Sick at Sea
I spent my Labor Day Weekend sailing Buzzards Bay and Vineyard Sound on a gorgeous 38-foot sailboat with teak decks and billowing sails. Each day began and ended in a different spot from watching the sunrise on Cuttyhunk in the Elizabeth Islands to admiring a starry night at Lake Tashmoo on Martha's Vineyard.
Sounds perfect, doesn't it? Well, it was except that nearly 24 hours later, the earth is still moving under my feet. I was dreadfully sea sick the whole weekend.
Motion sickness occurs when the body, the inner ear, and the eyes send conflicting signals to the brain. Individuals who experience motion sickness on a regular basis need to learn to control-and eventually prevent-these symptoms. Motion sickness is common with about one-third of the world's population experiencing symptoms during routine travel.

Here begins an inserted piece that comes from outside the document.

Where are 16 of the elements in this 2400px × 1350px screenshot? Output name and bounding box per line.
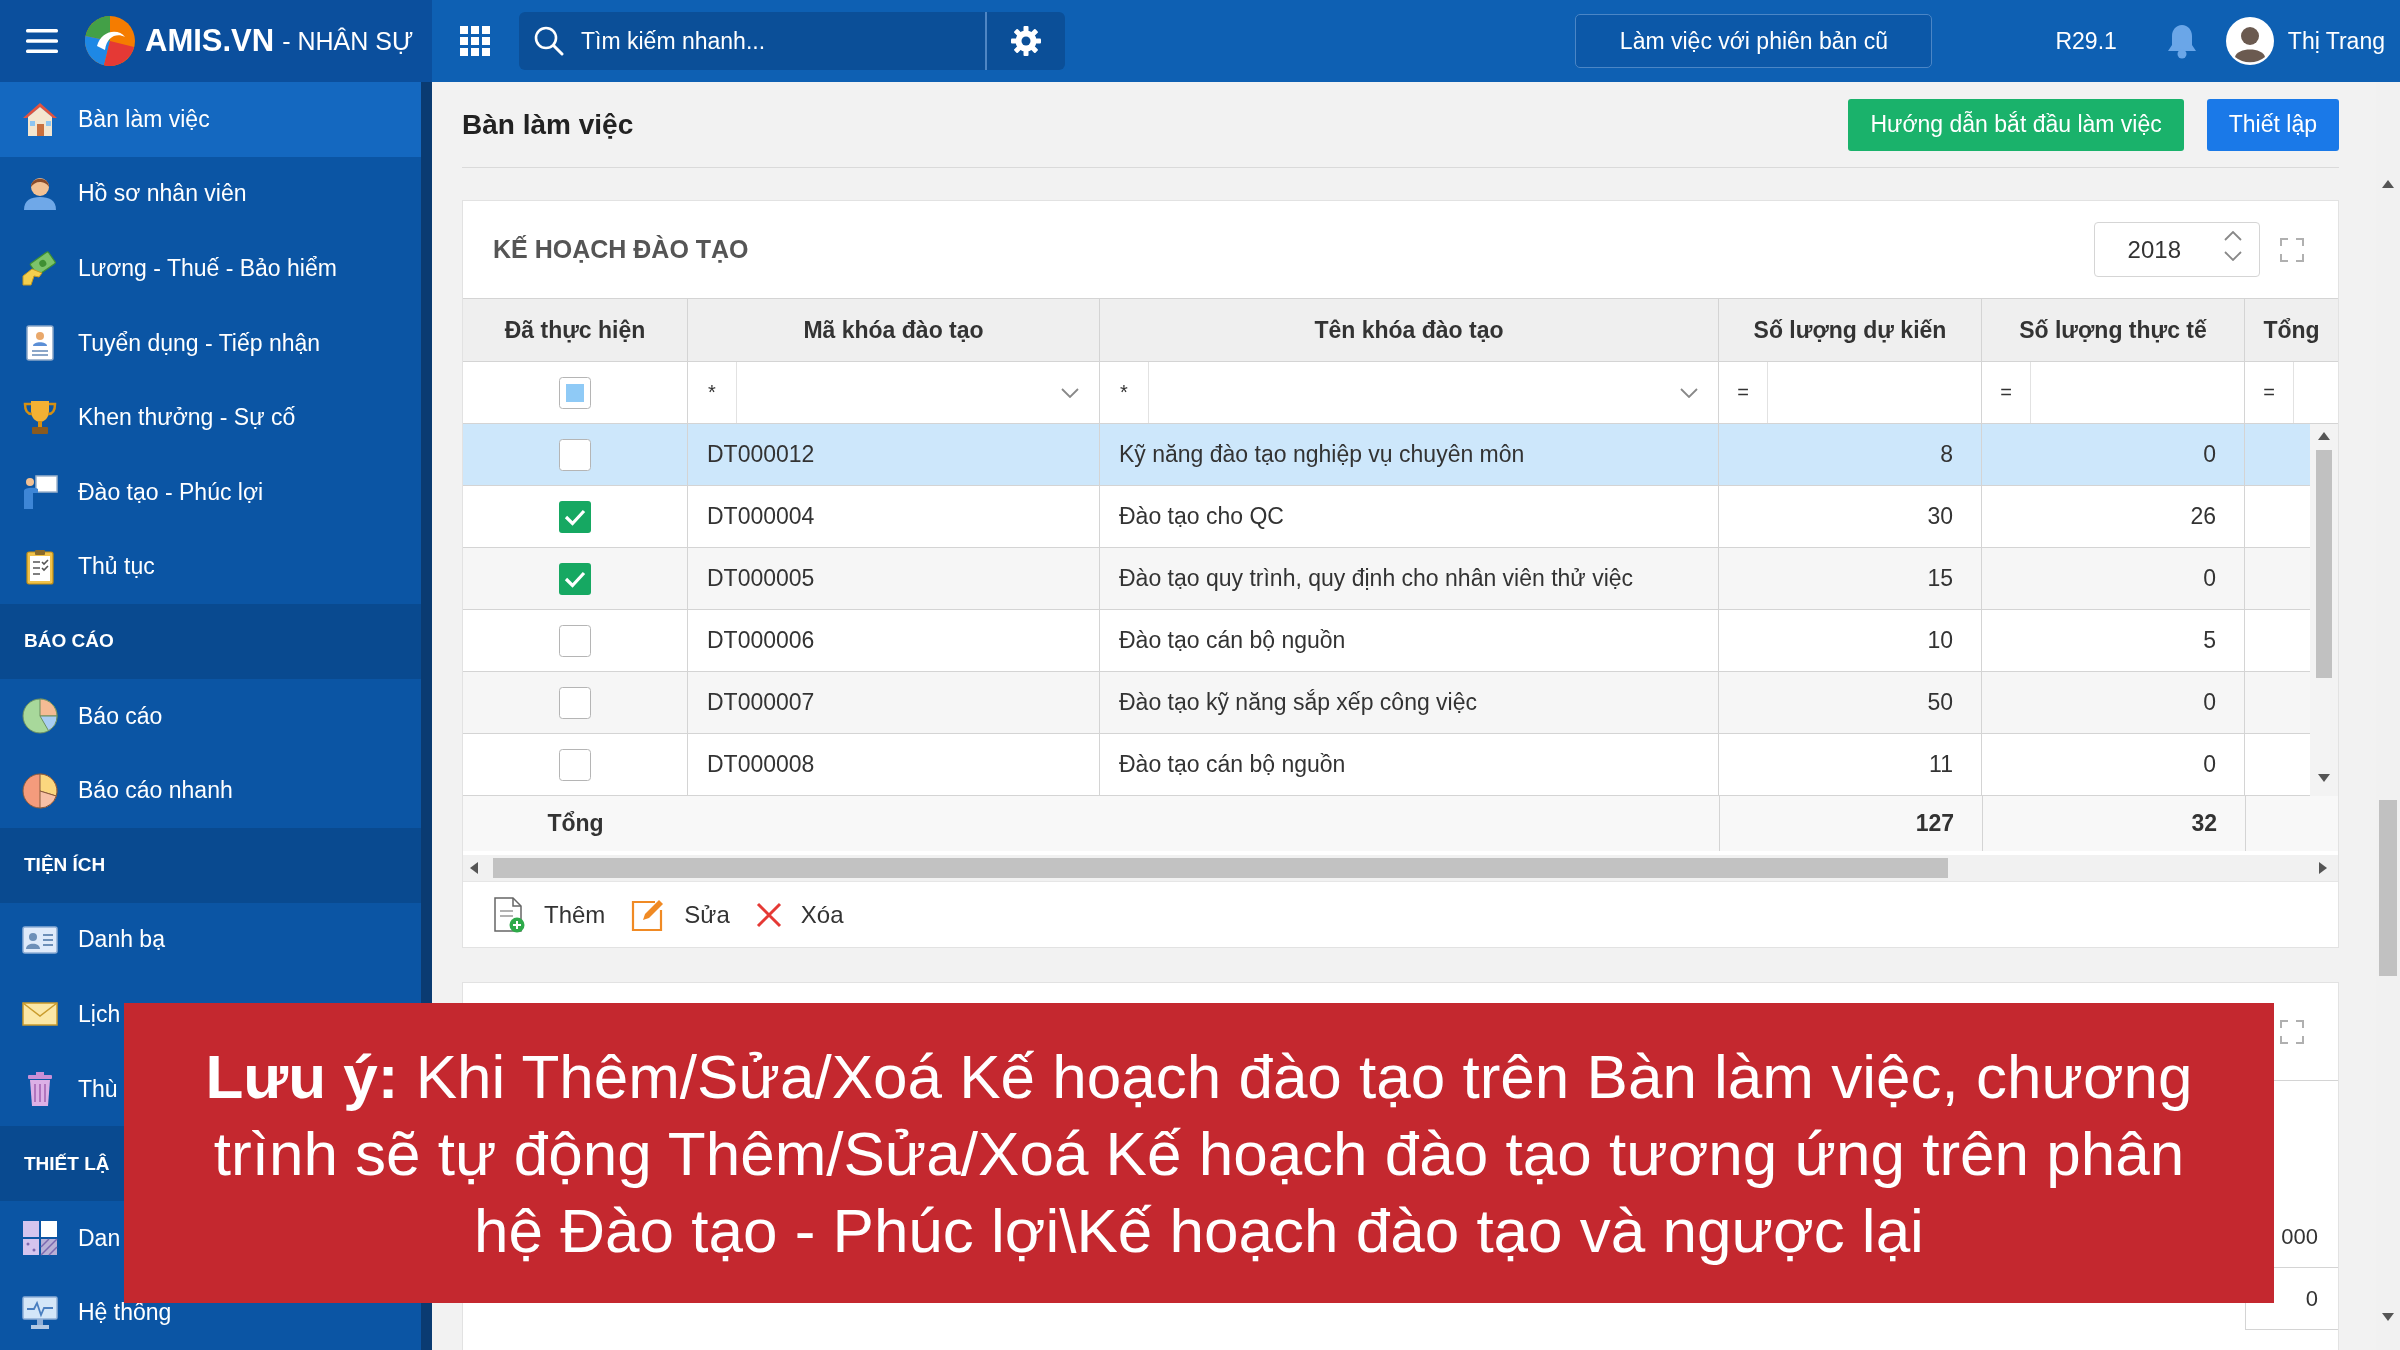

I have learned how to deal with, and somewhat control, my lifelong issue with motion sickness by car, train and plane. But boats are the wild card. Experts recommend that you stay on the deck and look at the horizon when sailing. You also can take prescription and nonprescription medicine before travel to prevent or reduce symptoms of nausea and vomiting.
The problem is that I packed in such a hurry that I forgot my medication and my PSI bands. Psi bands are acupressure wrist bands for the relief of nausea due to pregnancy, motion sickness/ travel, chemotherapy, and anesthesia. Although approved by the FDA, there is little scientific evidence that the bracelets work but they may have a placebo effect. Either way, I wish I had had my bracelets and my meds.
People often try alternative methods of preventing motion sickness such as taking ginger or wearing acupressure bands. A physical therapy clinic with a specialty in vestibular therapy may help individuals who have significant problems with motion sickness. Vestibular therapy consists of exercises involving head and body movements which are designed to decrease dizziness, increase balance function and increase general activity levels.
Because I am still dizzy and nauseous and have a headache, I'm in the process of getting a referral from my physician for physical therapy so that I may undergo a vestibular evaluation to determine the appropriate course of treatment. I want to be better prepared before my next journey and I hope PT is the answer. Do you have experience in vestibular therapy for motion sickness? What can I expect?